Description of problem: I tried to get the logs of failed installation and got this from the link: {"code":"500","href":"","id":500,"kind":"Error","reason":"No log files were found"} Version-Release number of selected component (if applicable): How reproducible: 1/1 Steps to Reproduce: 1. Create the following: BMH pull-secret manifest that will fail the cluster installation (see content below, though it doesn't really matter how you fail the installation) infra-env agent-cluster-install (with the manifestsConfigMapRef) cluster-deployment 2. describe the Agentclusterinstall once the installation fails 3. curl the logs link to get the logs manifest content: kind: ConfigMap apiVersion: v1 metadata: name: single-node-manifests namespace: assisted-installer data: 99_master_kernel_arg.yaml: | apiVersion: machineconfiguration.openshift.io/v1 kind: MachineConfig metadata: labels: machineconfiguration.openshift.io/role: master name: 02-master-workload-partitioning spec: config: ignition: version: 3.2.0 storage: files: - contents: source: data:text/plain;charset=utf-8;base64,W2NyaW8ucnVudGltZS53b3JrbG9hZHMubWFuYWdlbWVudF0KYWN0aXZhdGlvbl9hbm5vdGF0aW9uID0gInRhcmdldC53b3JrbG9hZC5vcGVuc2hpZnQuaW8vbWFuYWdlbWVudCIKYW5ub3RhdGlvbl9wcmVmaXggPSAicmVzb3VyY2VzLndvcmtsb2FkLm9wZW5zaGlmdC5pbyIKcmVzb3VyY2VzID0geyAiY3B1c2hhcmVzIiA9IDAsICJjcHVzZXQiID0gIjAtMSw1Mi01MyIgfQ== mode: 420 overwrite: true path: /etc/crio/crio.conf.d/01-workload-partitioning user: name: root - contents: source: data:text/plain;charset=utf-8;base64,ewogICJtYW5hZ2VtZW50IjogewogICAgImNwdXNldCI6ICIwLTEsNTItNTMiCiAgfQp9 mode: 420 overwrite: true path: /etc/kubernetes/openshift-workload-pinning user: name: root Actual results: {"code":"500","href":"","id":500,"kind":"Error","reason":"No log files were found"} Expected results: Get the cluster logs Additional info: I can log into the host, the assisted-installer-controller did upload the logs: time="2021-06-08T16:09:49Z" level=info msg="Cluster installation failed." time="2021-06-08T16:09:49Z" level=info msg="Waiting for all go routines to finish" time="2021-06-08T16:09:49Z" level=info msg="Finished PostInstallConfigs" time="2021-06-08T16:09:49Z" level=info msg="Finished UpdateBMHs" time="2021-06-08T16:09:49Z" level=info msg="Finished UploadLogs" time="2021-06-08T16:09:49Z" level=info msg="Finished all"
In this specific case we shouldn't get controller logs cause controller was started after cluster was in timeout already.
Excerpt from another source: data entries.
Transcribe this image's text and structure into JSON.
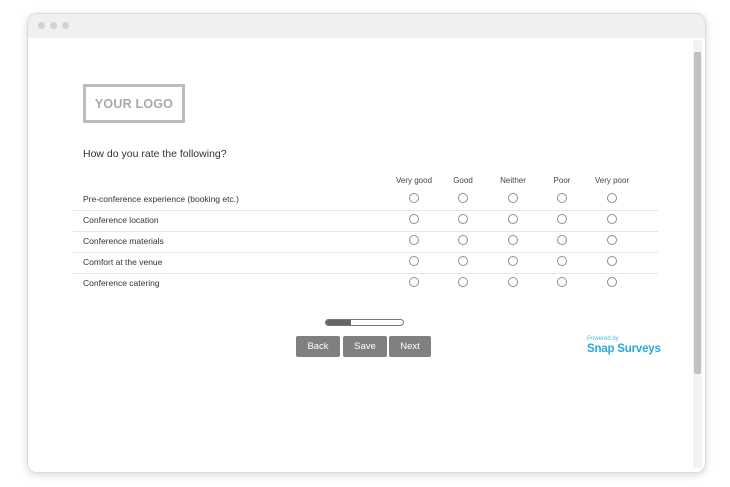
{
  "logo": {
    "text": "YOUR LOGO"
  },
  "survey": {
    "question": "How do you rate the following?",
    "columns": [
      "Very good",
      "Good",
      "Neither",
      "Poor",
      "Very poor"
    ],
    "rows": [
      "Pre-conference experience (booking etc.)",
      "Conference location",
      "Conference materials",
      "Comfort at the venue",
      "Conference catering"
    ]
  },
  "progress": {
    "fraction": 0.33
  },
  "buttons": {
    "back": "Back",
    "save": "Save",
    "next": "Next"
  },
  "branding": {
    "powered": "Powered by",
    "name": "Snap Surveys"
  },
  "colors": {
    "button": "#808080",
    "brand": "#29a8dc"
  }
}
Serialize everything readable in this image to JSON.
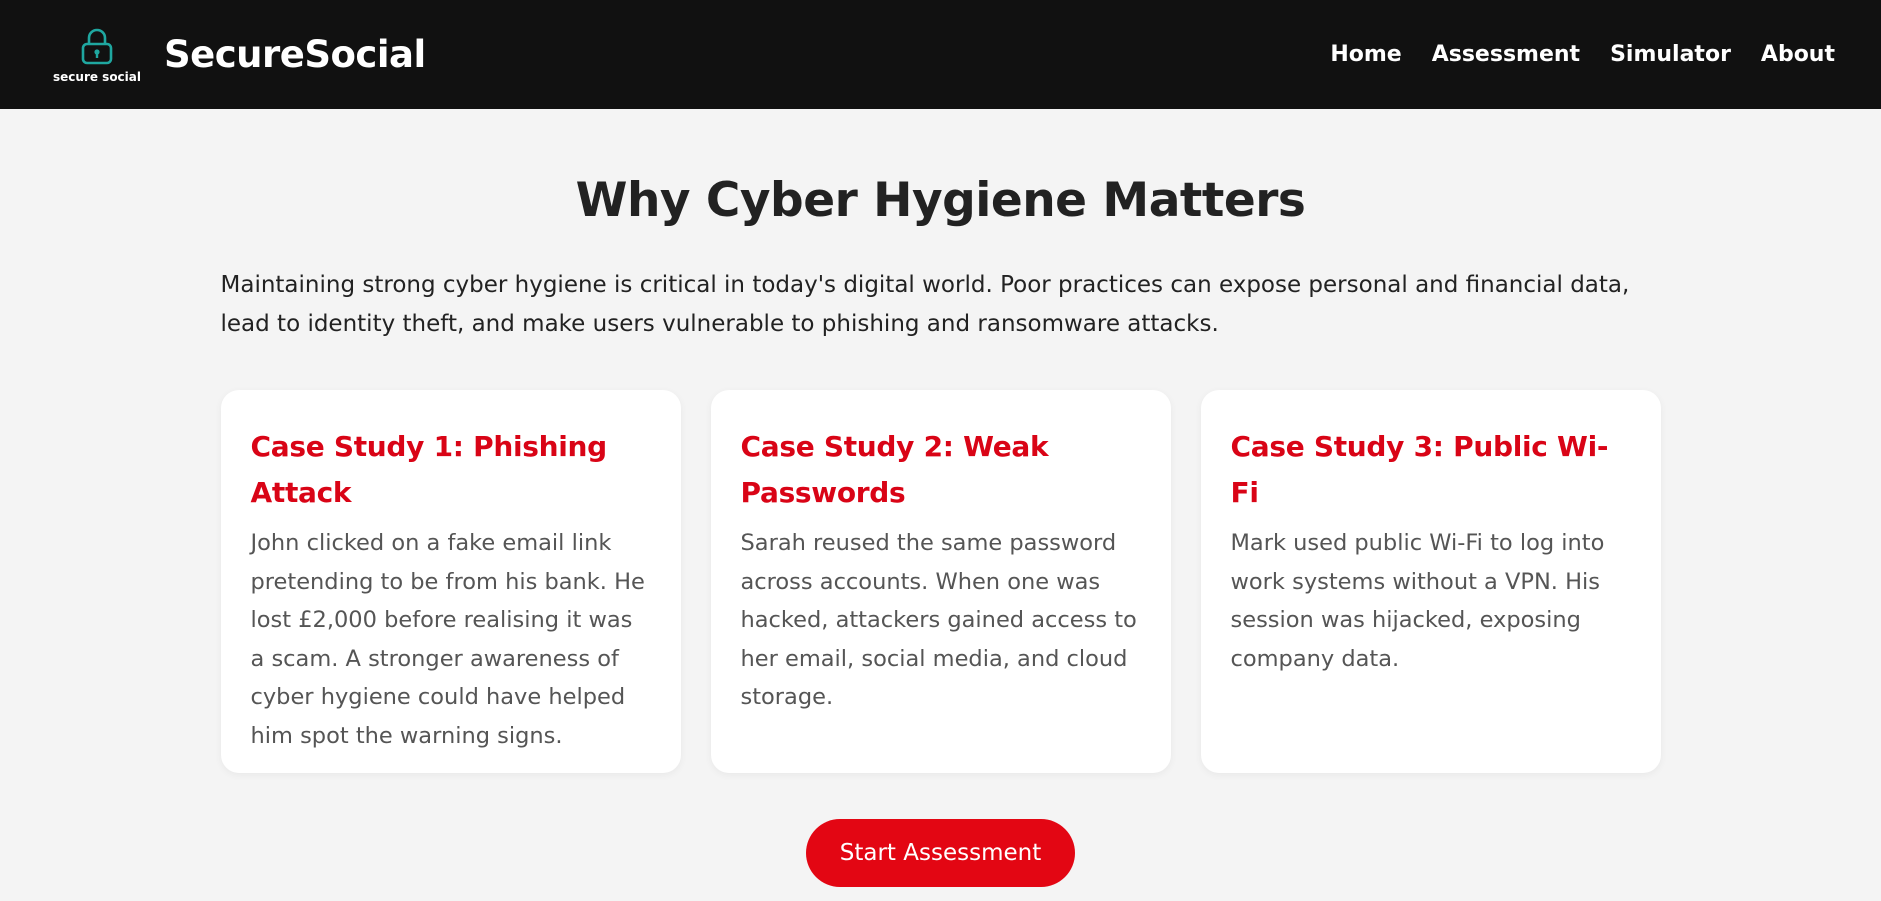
{
  "colors": {
    "header_bg": "#111111",
    "page_bg": "#f4f4f4",
    "accent": "#e30613",
    "card_title": "#d90416",
    "logo_teal": "#1fa7a0"
  },
  "header": {
    "logo_icon": "padlock-icon",
    "logo_text": "secure social",
    "brand": "SecureSocial",
    "nav": [
      {
        "label": "Home"
      },
      {
        "label": "Assessment"
      },
      {
        "label": "Simulator"
      },
      {
        "label": "About"
      }
    ]
  },
  "main": {
    "title": "Why Cyber Hygiene Matters",
    "intro": "Maintaining strong cyber hygiene is critical in today's digital world. Poor practices can expose personal and financial data, lead to identity theft, and make users vulnerable to phishing and ransomware attacks.",
    "cards": [
      {
        "title": "Case Study 1: Phishing Attack",
        "body": "John clicked on a fake email link pretending to be from his bank. He lost £2,000 before realising it was a scam. A stronger awareness of cyber hygiene could have helped him spot the warning signs."
      },
      {
        "title": "Case Study 2: Weak Passwords",
        "body": "Sarah reused the same password across accounts. When one was hacked, attackers gained access to her email, social media, and cloud storage."
      },
      {
        "title": "Case Study 3: Public Wi-Fi",
        "body": "Mark used public Wi-Fi to log into work systems without a VPN. His session was hijacked, exposing company data."
      }
    ],
    "cta_label": "Start Assessment"
  }
}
Though we still miss assisted-installer logs that should be sent before reboot.
I try the following scenario with kube API: - Start install of SNO - After reboot, suspend the VM - Wait for installation to fail - Download the logs via DebugInfo URL The logs where available, without the controller log as expected. @ercohen Anything I missed? Do you have the assisted service log?
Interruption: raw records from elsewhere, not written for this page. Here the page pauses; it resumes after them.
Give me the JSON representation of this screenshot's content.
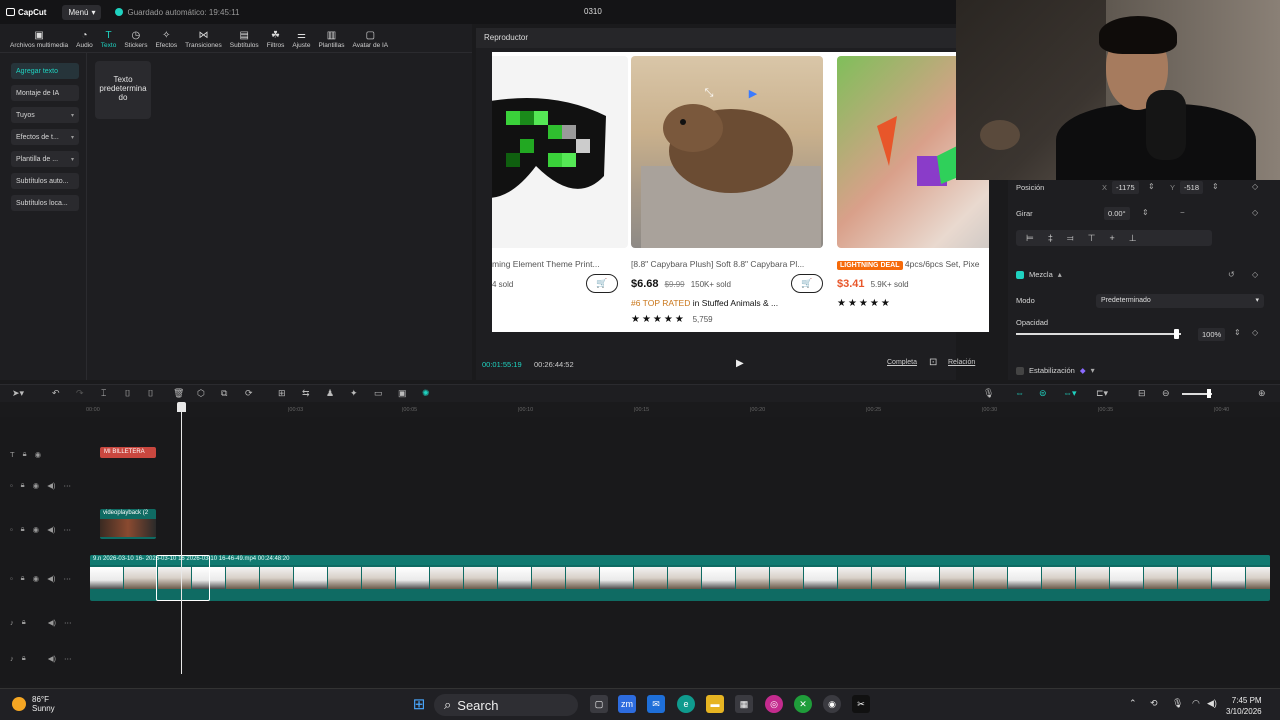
{
  "app": {
    "logo": "CapCut",
    "menu_label": "Menú",
    "autosave": "Guardado automático: 19:45:11",
    "project_name": "0310"
  },
  "toolbar": {
    "items": [
      {
        "label": "Archivos multimedia",
        "icon": "media-icon"
      },
      {
        "label": "Audio",
        "icon": "audio-icon"
      },
      {
        "label": "Texto",
        "icon": "text-icon",
        "active": true
      },
      {
        "label": "Stickers",
        "icon": "sticker-icon"
      },
      {
        "label": "Efectos",
        "icon": "effects-icon"
      },
      {
        "label": "Transiciones",
        "icon": "transition-icon"
      },
      {
        "label": "Subtítulos",
        "icon": "subtitles-icon"
      },
      {
        "label": "Filtros",
        "icon": "filter-icon"
      },
      {
        "label": "Ajuste",
        "icon": "adjust-icon"
      },
      {
        "label": "Plantillas",
        "icon": "templates-icon"
      },
      {
        "label": "Avatar de IA",
        "icon": "avatar-icon"
      }
    ]
  },
  "sidebar": {
    "items": [
      {
        "label": "Agregar texto"
      },
      {
        "label": "Montaje de IA"
      },
      {
        "label": "Tuyos"
      },
      {
        "label": "Efectos de t..."
      },
      {
        "label": "Plantilla de ..."
      },
      {
        "label": "Subtítulos auto..."
      },
      {
        "label": "Subtítulos loca..."
      }
    ]
  },
  "text_card": {
    "label": "Texto predetermina do"
  },
  "player": {
    "title": "Reproductor",
    "current_time": "00:01:55:19",
    "total_time": "00:26:44:52",
    "full_label": "Completa",
    "ratio_label": "Relación",
    "products": [
      {
        "title": "ming Element Theme Print...",
        "sold": "4 sold"
      },
      {
        "title": "[8.8\" Capybara Plush] Soft 8.8\" Capybara Pl...",
        "price": "$6.68",
        "old_price": "$9.99",
        "sold": "150K+ sold",
        "rank": "#6 TOP RATED",
        "rank_suffix": "in Stuffed Animals & ...",
        "reviews": "5,759"
      },
      {
        "deal": "LIGHTNING DEAL",
        "title": "4pcs/6pcs Set, Pixe",
        "price": "$3.41",
        "sold": "5.9K+ sold"
      }
    ]
  },
  "properties": {
    "position_label": "Posición",
    "x_label": "X",
    "x_value": "-1175",
    "y_label": "Y",
    "y_value": "-518",
    "rotate_label": "Girar",
    "rotate_value": "0.00°",
    "blend_label": "Mezcla",
    "mode_label": "Modo",
    "mode_value": "Predeterminado",
    "opacity_label": "Opacidad",
    "opacity_value": "100%",
    "opacity_level": 1.0,
    "stabilize_label": "Estabilización"
  },
  "timeline": {
    "ruler": [
      "00:00",
      "|00:03",
      "|00:05",
      "|00:10",
      "|00:15",
      "|00:20",
      "|00:25",
      "|00:30",
      "|00:35",
      "|00:40"
    ],
    "text_clip": "MI BILLETERA",
    "video_clip": "videoplayback (2",
    "main_clip_info": "9.n   2026-03-10 16-   2026-03-10 16   2026-03-10 16-46-49.mp4   00:24:48:20",
    "text_clip_color": "#c9473f",
    "main_clip_color": "#0f6b63"
  },
  "taskbar": {
    "temperature": "86°F",
    "condition": "Sunny",
    "search_label": "Search",
    "time": "7:45 PM",
    "date": "3/10/2026"
  }
}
The issue reproduce if the service pod is restarted after the installation failures: {"code":"500","href":"","id":500,"kind":"Error","reason":"No log files were found"} The logs are not persisted after reboot. @mfilanov WDYT?
I suspect the logs are saved on the pod filesystem and not on a PV.
If we are talking about test-infra then this is probably the case. If it happened with the operator then it's a bug.
Tested with env installed with operator with PV for filesystem and logs are persisted after reboot. @ercohen WDYT?
Reproduce the issue. Note: Once the cluster got deployed successfully, the link actually started to work and I was able to download the log tarball.